The slaying can only begin with the reformation of Islam itself. This means acceptance of a belief that runs contrary to that which every Muslim is taught—the equanimity of all human life.
Islamism is predicated upon Islam’s belief in the superiority of its followers—who are entitled to life’s entitlements as such—and the inferiority of non-followers—who, therefore, lack any life entitlement. If there is to be any hope the vicious cycle of infecting yet another generation of Muslim children with hatred and intolerance will be broken, it must come from such reformation.
The challenge is that it must also come from within the ranks of Islam’s followers. To date, only one such leader has made a call for reformation—Egyptian President Abdel Fattah el-Sisi.

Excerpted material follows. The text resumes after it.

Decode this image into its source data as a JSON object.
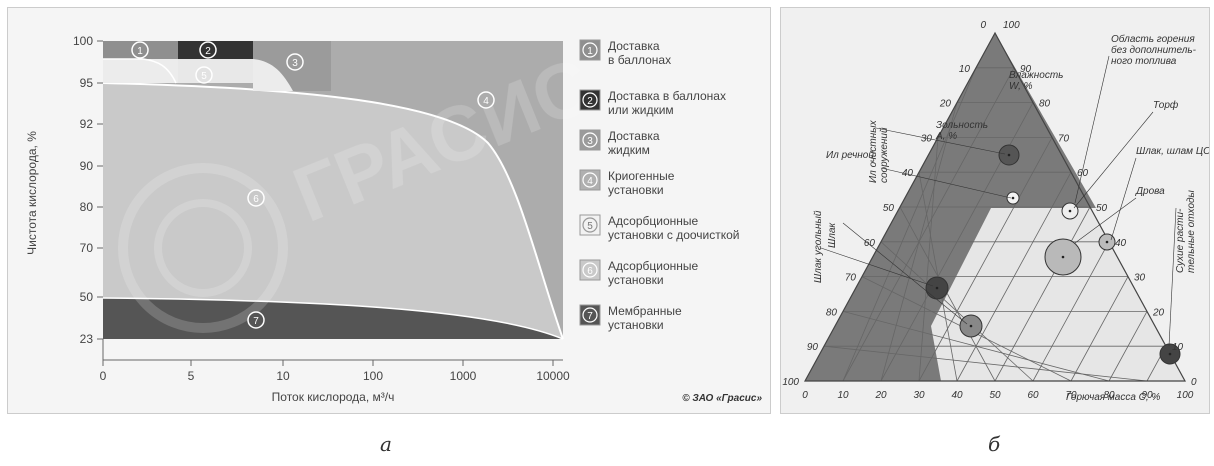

Not only did Sisi’s call meet with dead silence from the international community, Obama still refuses to support him, supporting instead a non-reform-minded Muslim Brotherhood in Egypt committed to ridding Planet Earth of all non-Muslims.
As Sandlin learned, it is extremely difficult to unlearn an algorithm once it is programmed into the human psyche as the norm. This is especially true of the Islamist’s hate algorithm—one contained in the Quran itself. Islamists incapable of unlearning it make the war against Islamism an endless one. Only by breaking the generational chain of hatred and intolerance—through reformation—is there any hope it will ever end.
Sadly, seventy generations of hate-filled Islamist programming does not bode well for a future that will ever witness such change.
Lt. Colonel James G. Zumwalt, USMC (Ret.), is a retired Marine infantry officer who served in the Vietnam war, the U.S. invasion of Panama and the first Gulf war. He is the author of “Bare Feet, Iron Will–Stories from the Other Side of Vietnam’s Battlefields,” “Living the Juche Lie: North Korea’s Kim Dynasty” and “Doomsday: Iran–The Clock is Ticking.” He frequently writes on foreign policy and defense issues.